Son hurlement fit trembler la glace et Martin, effrayé jusqu’aux os, déguerpit dans l’eau et nagea jusqu’à ce qu’il ait épuisé ses palettes natatoires. Exténué, Martin s’appuya à un morceau de glace pour se reposer. « Le méchant ours a tort de voler ma banquise, je dois absolument la reprendre », monologua-t-il avec frustration. Alors Martin élabora un plan pour vaincre l’ours polaire : il surmonterait sa peur et le convaincrait de partir.
Quelque temps plus tard, l’ours polaire, toujours allongé sur la banquise, aperçut le mors une seconde fois.
« As-tu changé d’avis? » demanda la bête blanche.
« Monsieur l’ours, voyez-vous, cette banquise me tient beaucoup à coeur. Il s’agit précisément de l’endroit où j’ai appris à nager pour la première fois. Par conséquent, j’espère pouvoir obtenir votre sympathie », insista Martin.
L’ours le regarda brièvement, puis déclara :
« Je comprends absolument les raisons qui te poussent à agir ainsi. Cependant, sache que je ne changerai point ma décision. Peut-être que tu comprendras un jour, jeune morse. »
Malgré ces paroles, Martin ne comprenait pas l’ours. Son plan méticuleux avait échoué et sa possession privilégiée était perdue à jamais. Acceptant sa défaite, il posa une dernière question avant de partir :
« Monsieur l’ours, pourquoi êtes-vous si loin de vos territoires traditionnels? »

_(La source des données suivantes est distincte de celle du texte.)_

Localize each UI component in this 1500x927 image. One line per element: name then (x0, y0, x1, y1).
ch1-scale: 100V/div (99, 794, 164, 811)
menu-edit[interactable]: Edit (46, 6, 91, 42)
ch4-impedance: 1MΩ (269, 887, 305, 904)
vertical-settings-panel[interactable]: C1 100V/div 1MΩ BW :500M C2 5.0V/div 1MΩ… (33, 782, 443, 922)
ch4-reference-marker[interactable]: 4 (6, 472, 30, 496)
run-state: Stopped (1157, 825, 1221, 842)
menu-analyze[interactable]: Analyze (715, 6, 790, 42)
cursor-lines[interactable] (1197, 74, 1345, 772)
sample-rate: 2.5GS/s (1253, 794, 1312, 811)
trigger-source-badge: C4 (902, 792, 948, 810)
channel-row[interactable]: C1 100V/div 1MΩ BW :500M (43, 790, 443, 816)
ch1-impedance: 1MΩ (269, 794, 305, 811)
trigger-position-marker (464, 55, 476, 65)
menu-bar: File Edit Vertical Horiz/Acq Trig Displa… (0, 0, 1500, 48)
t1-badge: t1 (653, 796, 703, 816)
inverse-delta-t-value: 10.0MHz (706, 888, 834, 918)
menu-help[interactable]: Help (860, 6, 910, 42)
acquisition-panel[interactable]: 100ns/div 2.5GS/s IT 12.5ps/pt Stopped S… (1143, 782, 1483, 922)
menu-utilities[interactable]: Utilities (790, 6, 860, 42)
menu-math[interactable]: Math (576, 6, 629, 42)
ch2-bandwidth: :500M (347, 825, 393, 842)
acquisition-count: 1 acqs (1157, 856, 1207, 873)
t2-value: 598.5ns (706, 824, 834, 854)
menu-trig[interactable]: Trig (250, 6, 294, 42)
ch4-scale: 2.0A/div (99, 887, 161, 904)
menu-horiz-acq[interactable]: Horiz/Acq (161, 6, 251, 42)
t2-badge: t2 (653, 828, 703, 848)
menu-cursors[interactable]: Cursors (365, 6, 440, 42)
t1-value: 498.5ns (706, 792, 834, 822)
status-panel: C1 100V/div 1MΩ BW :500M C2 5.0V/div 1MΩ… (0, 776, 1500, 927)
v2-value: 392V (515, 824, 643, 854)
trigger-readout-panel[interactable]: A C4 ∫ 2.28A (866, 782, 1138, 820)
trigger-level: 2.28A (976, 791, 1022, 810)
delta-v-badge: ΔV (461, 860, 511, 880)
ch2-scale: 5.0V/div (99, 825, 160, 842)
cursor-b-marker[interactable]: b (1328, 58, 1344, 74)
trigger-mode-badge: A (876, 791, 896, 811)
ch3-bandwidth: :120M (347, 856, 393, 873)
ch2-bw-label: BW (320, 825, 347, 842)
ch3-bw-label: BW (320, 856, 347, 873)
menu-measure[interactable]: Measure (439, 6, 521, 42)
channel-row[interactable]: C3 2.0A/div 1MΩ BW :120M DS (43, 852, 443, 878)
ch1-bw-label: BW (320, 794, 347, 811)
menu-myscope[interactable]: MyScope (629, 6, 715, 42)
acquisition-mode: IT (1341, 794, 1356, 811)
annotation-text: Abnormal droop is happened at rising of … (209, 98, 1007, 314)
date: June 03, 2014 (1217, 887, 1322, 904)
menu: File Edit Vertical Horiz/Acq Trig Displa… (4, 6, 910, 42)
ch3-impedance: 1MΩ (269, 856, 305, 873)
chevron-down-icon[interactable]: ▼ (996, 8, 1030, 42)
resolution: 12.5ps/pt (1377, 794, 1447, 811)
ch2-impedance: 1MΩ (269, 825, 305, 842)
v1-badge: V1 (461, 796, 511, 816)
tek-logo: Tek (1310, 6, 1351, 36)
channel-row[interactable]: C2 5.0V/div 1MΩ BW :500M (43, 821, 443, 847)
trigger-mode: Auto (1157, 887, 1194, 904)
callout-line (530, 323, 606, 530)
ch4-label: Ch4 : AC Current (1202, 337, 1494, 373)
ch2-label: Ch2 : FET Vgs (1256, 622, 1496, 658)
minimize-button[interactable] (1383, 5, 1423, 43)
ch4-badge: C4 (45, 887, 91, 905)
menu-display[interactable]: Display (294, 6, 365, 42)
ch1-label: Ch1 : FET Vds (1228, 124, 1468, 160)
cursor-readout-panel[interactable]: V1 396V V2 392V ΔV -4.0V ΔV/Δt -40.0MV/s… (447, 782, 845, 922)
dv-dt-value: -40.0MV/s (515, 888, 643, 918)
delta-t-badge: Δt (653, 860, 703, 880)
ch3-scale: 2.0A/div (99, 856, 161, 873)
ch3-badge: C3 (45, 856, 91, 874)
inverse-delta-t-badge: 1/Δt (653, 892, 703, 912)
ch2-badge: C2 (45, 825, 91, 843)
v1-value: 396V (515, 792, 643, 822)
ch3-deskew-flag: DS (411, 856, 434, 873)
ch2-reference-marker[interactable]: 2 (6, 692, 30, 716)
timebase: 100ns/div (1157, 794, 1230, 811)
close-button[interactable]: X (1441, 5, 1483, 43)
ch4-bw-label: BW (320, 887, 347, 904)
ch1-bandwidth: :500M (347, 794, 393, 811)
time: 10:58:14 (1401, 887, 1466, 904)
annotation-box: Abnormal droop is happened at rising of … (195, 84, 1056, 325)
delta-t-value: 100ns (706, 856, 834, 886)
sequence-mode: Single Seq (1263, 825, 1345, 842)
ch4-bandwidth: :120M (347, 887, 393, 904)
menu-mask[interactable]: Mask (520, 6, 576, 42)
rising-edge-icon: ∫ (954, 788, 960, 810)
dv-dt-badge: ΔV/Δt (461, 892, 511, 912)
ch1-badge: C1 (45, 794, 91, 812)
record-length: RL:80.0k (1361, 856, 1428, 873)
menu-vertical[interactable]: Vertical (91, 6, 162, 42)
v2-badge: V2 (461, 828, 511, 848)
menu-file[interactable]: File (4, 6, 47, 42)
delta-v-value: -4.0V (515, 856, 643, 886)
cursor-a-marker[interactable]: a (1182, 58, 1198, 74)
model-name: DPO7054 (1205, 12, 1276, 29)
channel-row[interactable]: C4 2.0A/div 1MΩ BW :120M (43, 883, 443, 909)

Le grand animal soupira et dit :
« À cause de raisons que j’ignore, les banquises sur mon territoire ont commencé à fondre. Au fil du temps, de plus en plus de mes confrères ont été obligés de migrer ailleurs, alors que d’autres, moins fortunés… Tu ferais sûrement la même chose si tu étais à ma place, jeune morse. »
À la suite de sa confession, Martin resta ému. En effet, il se rendit compte que devant un désaccord d’opinions, l’important n’est pas de réfuter le plus possible les idées des autres ou de vaincre ceux-ci, mais plutôt d’ouvrir son esprit, de se mettre à la place des autres et de comprendre pourquoi ils pensent ainsi. Après tout, il n’existe souvent guère de bonnes ou de mauvaises idées, mais des points de vue différents qui sont autant valables.
Martin s’excusa sincèrement et accepta l’offre de partager la banquise. Ainsi, c’est à ce moment que les deux mammifères devinrent de bons compagnons et que Martin, jeune morse maintenant sensé, apprit une leçon précieuse.